On Wednesday, I noticed a small brown and black dog running at full speed across our front lawn.
I sighed.
We live near a highway rest area. Some people go to that location to drop off unwanted pets. But when I got on a jacket and went out to look, the dog was gone.
The next day, when my husband, Ralf, and I came home from work, we saw the same dog in our front garden.
“Oh, no,” I said. “Honey, I think we have a stray.”
My husband does not much like dogs. He worked as a security guard to help pay college costs when he was young and had to deal with aggressive dogs, who attacked and bit him. When Ralf is around other people’s canines he is polite, but distant. He does not pet their animals, he avoids them.
So it was odd – even strange – that after collecting our mail I turned to see him crouching down and calling to the strange animal.
Life as I knew it then turned upside down. The dog headed toward my husband and literally climbed onto his lap. He murmured softly to the creature, who repeatedly tried to lick his face.

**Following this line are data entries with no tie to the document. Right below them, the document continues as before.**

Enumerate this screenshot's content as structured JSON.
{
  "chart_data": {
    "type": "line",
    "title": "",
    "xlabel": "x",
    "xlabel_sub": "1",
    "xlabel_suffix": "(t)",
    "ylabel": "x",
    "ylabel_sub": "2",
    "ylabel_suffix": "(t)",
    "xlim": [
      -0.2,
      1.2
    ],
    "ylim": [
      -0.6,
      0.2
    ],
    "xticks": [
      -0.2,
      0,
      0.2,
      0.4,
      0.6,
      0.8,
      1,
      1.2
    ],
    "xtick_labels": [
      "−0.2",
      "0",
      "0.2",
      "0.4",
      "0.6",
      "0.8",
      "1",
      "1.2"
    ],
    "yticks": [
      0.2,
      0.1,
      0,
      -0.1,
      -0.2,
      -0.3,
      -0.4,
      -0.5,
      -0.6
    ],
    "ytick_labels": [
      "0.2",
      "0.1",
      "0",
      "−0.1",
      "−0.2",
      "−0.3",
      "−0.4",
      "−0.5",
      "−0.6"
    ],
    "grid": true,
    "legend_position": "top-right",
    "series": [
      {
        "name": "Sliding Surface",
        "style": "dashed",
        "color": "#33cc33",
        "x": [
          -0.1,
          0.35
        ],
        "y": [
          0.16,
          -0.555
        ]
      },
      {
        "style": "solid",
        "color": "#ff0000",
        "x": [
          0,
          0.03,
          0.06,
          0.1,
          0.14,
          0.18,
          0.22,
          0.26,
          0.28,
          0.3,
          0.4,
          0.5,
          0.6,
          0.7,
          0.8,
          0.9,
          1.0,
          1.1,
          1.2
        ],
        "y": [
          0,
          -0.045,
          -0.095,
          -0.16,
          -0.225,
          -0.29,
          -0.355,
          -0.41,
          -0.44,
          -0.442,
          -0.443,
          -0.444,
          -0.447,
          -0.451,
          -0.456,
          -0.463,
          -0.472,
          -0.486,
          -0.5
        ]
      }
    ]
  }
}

I moved closer. The animal was starved to the bone. Her pink collar was frayed. She ran off to pick up the cadaver of a squirrel, then dropped it and came back to the house. I went inside to get her a bowl of water and cat food and then to call the appropriate authorities.
I came out to take turns with Ralf. Between wolfing down bowlfuls of cat food she sidled up to me to be petted and loved.
“Little Girl,” I said, “you smell pretty ripe.”
Over the next half hour we found a rope to tie to Little Girl’s collar and promptly fell utterly, completely in love.
She was not a pretty dog. She was, however, the very soul of love.
Nevertheless: our cat was not happy that she was outside his window. My husband has allergies, and we knew we couldn’t keep her.
“I feel guilty,” he said.
Watching her being taken away was painful. That night, I lay awake thinking of her beautiful, loving, smelly and starved self on my husband’s lap. I woke several times to worry about whether she would eventually be put down because no one would have her. In the morning, I called the shelter.
Little Girl, they told me, already had a possible home. I shouldn’t worry, they told me. “She is so lovable,” I was told, “we can guarantee she won’t be put down.”
Still, I gave them my number. “Please call me if she doesn’t find a home,” I said. “I’ll find her one if I have to.”
And then I sat down to reread my birth parsha, Acharei Mot.
Two goats, I read. One for the sacrifice and one to be sent to Azazel. I thought back to every Yom Kippur, when I chant about how we found, every year, the scapegoat for Israel.
As Jonathan Sacks explains in his book, Covenant and Conversation, some commentators have claimed that the name is actually a compound noun: It means “the goat (ez) that was sent away (azal). And when an William Tyndale produced the very first English translation of Tanakh, he rendered Azazel as “the escapegoat.” So, Sacks says, we have come to our present-day iteration of that word.
Every year I chant about an all-too human practice: making animals bear our burdens. Animals are there for our sake, to comfort and to surprise us. They offer their playful or sleepy selves to be stroked because, in such great part, we are calmed, we are made happier by petting them.
In this parsha, the escapegoat carries our burdens and bad behaviors away for us. We have atoned, we are cleansed.
Little Girl was sent away from whoever owned her as the very expression of human, ugly behavior. She was sent into a wilderness and she was starved of food and comfort and safety. She was a scapegoat.
All of us are engaged in banishing animals in one way or another: we destroy their habitats, poison them with our own products, and hunt them down – even now – for their body parts. They are bearing our burdens.
Just now I want to chant this passage, imagine those two goats, reimagine their fate and set them free.
May there be no scapegoats for Israel.